People v. Raischke

83 Cal. 501 | Cal. | 1890

Foote, C.

XThe defendant was convicted of grand larceny; from the judgment rendered against him and an order denying a new trial, he appeals.

The case has been here before (73 Cal. 378). • The defendant was then awarded a new trial, because of an erroneous instruction granted by the court below.

It was contended on that appeal that there was no evidence of any larceny of the goods charged to have been stolen by the defendant, and the same point is made now. Upon that contention the appellate court determined adversely to the defendant.

We have carefully examined and compared the evidence as set out in the transcript of both appeals, and find no material difference so far as the main points of the evidence are affected. That which was testified to by Bernard, the owner of the goods alleged to have been taken and stolen, as it appears in the present record, is not so full in some particulars as on the former trial. Bernard was alive at the time, but died before the second trial was had, and his evidence was introduced at the later period in the form of a long-hand transcription of the reporter’s notes of his evidence taken before the police court on the preliminary examination of the defendant, properly certified and filed.

This evidence indicates that the defendant, by preconcerted arrangement with two other persons claimed to be his partners, endeavored to buy the go'ods in question in the first instance; that Bernard, the owner, was willing to sell them, provided the title to the articles should remain, as it then was, vested in him, until they were paid for, and with this understanding he delivered the goods to the two other persons, Lewandowsky and Fur-*503lung, the alleged partners of the defendant, the latter having in the beginning of the negotiation proposed to purchase the goods to be used, as he represented, in a legitimate business, to be carried on by the three jointly; that the goods were first taken to the premises whereon these three persons were together represented to and supposed by Bernard to have set themselves up in business, and that Bernard took a note for the price of the goods from Lewandowsky and Furlong.

A short time after this delivery of the goods, having his suspicions aroused to the effect that a swindle had been perpetrated upon him, Bernard sought the aid of the police with a search-warrant, and after Raischke, the defendant, had denied having any of the goods on his premises, some of them were found thereon, secreted in various places, a portion of them in a potato-patch buried nine or ten inches in the earth.

This witness was corroborated by his daughter in his statement that he told the defendant the title to the property remained in him until it should be paid for; and by Mr. Rogers, a police-officer, the last witness, further stating that when he and Bernard went to Raischke’s to hunt for the goods, Bernard said: “Raischke, I told you the goods were mine, until you paid for them, and I have n’t got my goods, and you say you have n’t got them; you took them away.....He told him a dozen times that he continued to own the goods. Raischke never denied anything of the kind, except that he had n’t the goods, or any of them, about the premises.”

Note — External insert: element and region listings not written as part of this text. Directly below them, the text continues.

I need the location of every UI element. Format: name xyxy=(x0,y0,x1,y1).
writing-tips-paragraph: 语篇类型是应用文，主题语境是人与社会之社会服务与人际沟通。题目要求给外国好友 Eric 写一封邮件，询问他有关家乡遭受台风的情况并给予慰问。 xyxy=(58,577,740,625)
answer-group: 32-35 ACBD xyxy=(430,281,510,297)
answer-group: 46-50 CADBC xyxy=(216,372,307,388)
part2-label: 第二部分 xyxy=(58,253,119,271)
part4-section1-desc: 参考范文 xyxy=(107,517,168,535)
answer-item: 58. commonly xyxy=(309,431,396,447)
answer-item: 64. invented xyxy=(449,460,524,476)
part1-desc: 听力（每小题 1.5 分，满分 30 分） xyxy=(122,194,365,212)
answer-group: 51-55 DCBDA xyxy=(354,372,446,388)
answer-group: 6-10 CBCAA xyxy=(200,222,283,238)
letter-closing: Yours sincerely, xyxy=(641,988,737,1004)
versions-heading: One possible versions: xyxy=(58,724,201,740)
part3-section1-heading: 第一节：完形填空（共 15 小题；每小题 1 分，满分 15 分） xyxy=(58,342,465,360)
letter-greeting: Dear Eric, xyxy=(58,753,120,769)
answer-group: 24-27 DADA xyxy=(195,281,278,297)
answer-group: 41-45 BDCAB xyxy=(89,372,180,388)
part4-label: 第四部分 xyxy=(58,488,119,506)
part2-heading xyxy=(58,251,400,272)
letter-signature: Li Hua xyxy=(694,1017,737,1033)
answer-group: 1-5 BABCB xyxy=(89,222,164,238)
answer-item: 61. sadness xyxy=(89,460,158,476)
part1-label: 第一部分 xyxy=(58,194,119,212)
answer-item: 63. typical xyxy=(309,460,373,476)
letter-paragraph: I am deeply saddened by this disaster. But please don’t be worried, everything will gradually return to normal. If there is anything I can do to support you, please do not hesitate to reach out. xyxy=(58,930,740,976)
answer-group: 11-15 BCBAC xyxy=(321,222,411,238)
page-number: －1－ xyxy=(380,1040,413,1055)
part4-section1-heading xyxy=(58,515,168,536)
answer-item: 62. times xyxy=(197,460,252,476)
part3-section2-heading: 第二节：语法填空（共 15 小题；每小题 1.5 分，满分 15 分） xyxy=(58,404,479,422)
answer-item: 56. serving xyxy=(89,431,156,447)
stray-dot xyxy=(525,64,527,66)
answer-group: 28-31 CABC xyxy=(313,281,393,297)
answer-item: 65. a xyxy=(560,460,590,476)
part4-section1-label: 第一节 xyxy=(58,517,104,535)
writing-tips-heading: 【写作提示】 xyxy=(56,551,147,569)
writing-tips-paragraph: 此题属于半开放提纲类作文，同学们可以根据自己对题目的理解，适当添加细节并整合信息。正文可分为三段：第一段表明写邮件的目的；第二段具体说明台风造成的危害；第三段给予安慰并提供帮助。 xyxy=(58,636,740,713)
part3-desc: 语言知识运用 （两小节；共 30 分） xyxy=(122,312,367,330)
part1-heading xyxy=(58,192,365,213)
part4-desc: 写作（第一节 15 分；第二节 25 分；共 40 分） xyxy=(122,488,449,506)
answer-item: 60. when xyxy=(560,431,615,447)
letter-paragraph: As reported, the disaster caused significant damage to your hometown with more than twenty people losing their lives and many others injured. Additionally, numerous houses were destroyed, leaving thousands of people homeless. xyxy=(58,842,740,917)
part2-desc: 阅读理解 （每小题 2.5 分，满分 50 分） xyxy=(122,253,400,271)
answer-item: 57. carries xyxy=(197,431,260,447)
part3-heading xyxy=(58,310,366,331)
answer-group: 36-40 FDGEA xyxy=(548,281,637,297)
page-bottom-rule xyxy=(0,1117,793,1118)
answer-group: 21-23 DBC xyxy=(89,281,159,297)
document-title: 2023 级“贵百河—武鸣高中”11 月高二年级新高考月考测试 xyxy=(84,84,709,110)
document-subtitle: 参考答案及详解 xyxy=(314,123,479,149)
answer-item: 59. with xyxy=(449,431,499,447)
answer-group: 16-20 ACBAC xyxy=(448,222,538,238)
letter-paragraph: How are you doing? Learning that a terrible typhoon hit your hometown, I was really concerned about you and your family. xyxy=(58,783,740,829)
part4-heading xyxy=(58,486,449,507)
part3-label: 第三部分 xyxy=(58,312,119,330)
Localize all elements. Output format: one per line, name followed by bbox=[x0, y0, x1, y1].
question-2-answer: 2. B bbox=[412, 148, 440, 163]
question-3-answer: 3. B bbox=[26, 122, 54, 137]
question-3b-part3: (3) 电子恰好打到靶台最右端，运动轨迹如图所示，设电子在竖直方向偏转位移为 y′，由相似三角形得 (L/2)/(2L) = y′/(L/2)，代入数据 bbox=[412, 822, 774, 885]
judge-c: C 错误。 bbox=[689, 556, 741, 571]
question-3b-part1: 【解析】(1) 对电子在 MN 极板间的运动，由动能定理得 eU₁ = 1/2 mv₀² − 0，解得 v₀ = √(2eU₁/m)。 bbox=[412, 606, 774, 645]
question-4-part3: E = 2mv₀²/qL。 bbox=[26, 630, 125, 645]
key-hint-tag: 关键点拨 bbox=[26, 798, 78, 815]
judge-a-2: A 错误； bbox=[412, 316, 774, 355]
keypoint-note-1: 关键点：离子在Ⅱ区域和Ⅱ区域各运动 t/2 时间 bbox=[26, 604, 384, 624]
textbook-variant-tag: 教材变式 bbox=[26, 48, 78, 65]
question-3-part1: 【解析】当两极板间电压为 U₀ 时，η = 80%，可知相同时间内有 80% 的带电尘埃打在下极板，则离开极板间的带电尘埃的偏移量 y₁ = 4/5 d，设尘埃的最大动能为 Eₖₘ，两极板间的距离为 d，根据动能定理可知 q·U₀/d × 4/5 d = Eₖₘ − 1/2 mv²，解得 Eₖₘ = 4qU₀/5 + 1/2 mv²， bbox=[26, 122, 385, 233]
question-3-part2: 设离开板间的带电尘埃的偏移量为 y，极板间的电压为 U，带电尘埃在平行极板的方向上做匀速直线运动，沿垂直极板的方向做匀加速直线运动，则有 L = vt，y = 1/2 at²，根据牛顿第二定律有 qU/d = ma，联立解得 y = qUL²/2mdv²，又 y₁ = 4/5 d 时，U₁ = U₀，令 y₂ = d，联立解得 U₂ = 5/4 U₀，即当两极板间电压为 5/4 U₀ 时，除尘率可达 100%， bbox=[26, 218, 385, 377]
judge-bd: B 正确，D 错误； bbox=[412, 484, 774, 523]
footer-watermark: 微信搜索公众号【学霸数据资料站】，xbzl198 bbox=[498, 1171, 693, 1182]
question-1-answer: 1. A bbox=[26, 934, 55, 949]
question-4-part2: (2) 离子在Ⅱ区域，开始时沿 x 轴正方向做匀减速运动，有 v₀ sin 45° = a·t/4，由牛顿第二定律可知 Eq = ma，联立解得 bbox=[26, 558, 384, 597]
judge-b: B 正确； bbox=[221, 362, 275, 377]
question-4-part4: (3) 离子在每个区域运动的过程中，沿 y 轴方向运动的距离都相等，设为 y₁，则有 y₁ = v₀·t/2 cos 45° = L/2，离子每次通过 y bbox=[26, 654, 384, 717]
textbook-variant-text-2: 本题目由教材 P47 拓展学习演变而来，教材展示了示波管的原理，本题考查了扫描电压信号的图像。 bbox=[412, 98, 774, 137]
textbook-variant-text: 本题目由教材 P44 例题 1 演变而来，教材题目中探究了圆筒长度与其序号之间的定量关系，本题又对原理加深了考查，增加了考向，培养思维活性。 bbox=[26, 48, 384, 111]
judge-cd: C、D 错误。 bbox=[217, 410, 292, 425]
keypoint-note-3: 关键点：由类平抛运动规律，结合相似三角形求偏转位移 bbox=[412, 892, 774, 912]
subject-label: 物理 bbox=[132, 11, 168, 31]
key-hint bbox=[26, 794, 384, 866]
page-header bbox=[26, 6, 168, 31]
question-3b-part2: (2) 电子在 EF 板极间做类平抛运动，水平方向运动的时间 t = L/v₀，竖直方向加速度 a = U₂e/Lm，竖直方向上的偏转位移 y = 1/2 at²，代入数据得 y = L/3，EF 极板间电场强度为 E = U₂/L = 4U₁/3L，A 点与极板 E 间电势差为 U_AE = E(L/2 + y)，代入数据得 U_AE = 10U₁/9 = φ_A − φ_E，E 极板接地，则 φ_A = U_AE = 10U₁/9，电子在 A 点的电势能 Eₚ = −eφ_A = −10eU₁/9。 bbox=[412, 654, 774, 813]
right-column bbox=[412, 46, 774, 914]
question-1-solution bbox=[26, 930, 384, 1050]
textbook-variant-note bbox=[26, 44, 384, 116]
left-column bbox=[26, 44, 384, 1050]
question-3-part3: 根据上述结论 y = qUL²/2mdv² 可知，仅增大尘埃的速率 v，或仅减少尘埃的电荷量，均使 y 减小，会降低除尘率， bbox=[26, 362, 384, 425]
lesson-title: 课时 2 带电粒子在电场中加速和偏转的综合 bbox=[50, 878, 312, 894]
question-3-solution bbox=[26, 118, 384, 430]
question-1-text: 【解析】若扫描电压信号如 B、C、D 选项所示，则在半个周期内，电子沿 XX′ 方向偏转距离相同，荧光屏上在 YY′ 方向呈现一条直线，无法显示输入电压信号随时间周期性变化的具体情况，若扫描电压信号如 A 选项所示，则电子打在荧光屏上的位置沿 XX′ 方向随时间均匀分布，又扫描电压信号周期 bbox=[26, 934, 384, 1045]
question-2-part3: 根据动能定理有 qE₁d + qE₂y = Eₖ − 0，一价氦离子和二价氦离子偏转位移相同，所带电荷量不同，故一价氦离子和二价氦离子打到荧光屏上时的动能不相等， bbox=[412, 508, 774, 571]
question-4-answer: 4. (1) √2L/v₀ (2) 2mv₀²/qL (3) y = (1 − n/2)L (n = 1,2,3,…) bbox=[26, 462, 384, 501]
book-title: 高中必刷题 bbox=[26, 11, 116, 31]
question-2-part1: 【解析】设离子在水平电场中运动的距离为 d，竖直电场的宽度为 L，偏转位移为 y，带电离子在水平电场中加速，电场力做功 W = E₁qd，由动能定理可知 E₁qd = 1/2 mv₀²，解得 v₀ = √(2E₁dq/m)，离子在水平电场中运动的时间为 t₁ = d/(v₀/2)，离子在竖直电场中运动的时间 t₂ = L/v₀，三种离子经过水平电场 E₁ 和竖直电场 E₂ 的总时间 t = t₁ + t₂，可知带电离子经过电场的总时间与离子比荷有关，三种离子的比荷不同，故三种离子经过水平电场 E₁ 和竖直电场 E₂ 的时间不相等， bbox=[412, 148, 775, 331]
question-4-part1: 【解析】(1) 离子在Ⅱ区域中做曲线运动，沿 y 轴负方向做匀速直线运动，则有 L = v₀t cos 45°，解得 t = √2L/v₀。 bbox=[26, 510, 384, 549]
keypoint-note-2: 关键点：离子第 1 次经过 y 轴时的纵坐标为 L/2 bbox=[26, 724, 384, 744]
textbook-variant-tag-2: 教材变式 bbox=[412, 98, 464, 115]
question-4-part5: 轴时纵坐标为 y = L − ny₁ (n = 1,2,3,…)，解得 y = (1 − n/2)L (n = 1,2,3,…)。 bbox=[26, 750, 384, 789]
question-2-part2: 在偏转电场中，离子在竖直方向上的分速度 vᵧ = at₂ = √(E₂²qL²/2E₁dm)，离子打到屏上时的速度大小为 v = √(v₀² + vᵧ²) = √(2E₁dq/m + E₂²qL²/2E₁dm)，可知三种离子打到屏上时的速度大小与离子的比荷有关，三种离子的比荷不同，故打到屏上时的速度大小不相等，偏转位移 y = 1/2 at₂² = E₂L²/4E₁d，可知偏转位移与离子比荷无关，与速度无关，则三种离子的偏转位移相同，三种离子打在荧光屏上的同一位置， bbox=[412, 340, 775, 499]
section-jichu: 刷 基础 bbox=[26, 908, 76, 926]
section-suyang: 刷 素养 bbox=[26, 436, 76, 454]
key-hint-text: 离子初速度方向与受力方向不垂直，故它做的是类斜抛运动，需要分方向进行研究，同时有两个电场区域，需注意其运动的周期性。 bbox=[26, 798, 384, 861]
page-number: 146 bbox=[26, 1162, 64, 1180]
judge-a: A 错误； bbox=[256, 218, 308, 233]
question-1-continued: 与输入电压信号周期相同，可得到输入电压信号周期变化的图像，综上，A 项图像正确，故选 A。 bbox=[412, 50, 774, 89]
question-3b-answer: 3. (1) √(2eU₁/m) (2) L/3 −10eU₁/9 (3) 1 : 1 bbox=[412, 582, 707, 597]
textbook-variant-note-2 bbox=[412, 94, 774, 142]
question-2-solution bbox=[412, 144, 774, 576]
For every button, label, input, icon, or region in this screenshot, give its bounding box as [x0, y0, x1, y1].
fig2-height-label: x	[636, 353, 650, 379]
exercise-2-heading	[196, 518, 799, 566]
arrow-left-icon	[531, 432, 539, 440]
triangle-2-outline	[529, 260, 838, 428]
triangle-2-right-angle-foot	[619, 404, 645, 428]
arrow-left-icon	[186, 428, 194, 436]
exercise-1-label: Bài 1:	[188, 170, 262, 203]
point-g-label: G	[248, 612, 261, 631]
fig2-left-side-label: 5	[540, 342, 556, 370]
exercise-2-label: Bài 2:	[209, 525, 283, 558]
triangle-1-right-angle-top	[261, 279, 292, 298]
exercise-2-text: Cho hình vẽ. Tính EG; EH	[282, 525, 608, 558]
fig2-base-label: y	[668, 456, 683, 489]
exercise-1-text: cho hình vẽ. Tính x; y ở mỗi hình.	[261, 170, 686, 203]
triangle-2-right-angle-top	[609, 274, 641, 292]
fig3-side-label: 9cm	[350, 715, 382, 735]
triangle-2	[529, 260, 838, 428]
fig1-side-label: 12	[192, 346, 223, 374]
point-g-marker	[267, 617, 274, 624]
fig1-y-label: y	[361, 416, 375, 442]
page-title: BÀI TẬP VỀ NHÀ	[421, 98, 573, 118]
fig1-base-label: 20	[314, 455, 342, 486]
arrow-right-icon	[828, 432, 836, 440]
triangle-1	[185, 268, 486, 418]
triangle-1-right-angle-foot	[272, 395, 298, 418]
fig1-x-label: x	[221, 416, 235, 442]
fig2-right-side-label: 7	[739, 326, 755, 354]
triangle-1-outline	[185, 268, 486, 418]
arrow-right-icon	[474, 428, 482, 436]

O’Brien, an expressman, testified to having been employed by Furlong, one of the alleged partners of the defendant, to haul away from the place of business of the defendants, Furlong and Lewandowsky, certain articles of glassware, etc., which were similar to those obtained from Bernard; that he took these things “boxed up” to Raischke’s place about five o’clock in the morning.

The appellate court on the former appeal (73 Cal. 382) *504laid down the rule of law as applicable to cases of larceny, of the kind of which this is contended by the people to be, in this language: “ That where, notwithstanding a delivery by the owner in fact, the legal possession remains exclusively in him, larceny may be committed exactly the same as if no delivery had been made; 2. That where, by the delivery, a special property, and consequently a legal possession, apart from any felonious intent, would be transferred, there, if it be found that such delivery were fraudulently procured, with a felonious intent to convert the property so acquired, then also the taking amounts to larceny.”

The evidence quoted, as well as some circumstances in the record, as we think, tend to show that the defendant and his two alleged partners bought these goods under pretense that they intended to use them in a legitimate business; that they did not intend so to use or in good faith to pay for them, but after taking them to the place where they were claiming to carry on business, they had them removed to the premises of Kaischke, who converted them to his use, with the intent feloniously to deprive the owner of them. Under these circumstances, no reason is apparent, for disturbing the verdict of the jury.

We therefore advise that the judgment and order be affirmed.

Belcher, C. 0., and Hayne, C., concurred.

The Court.

For the reasons given in the foregoing opinion, the judgment and order are affirmed.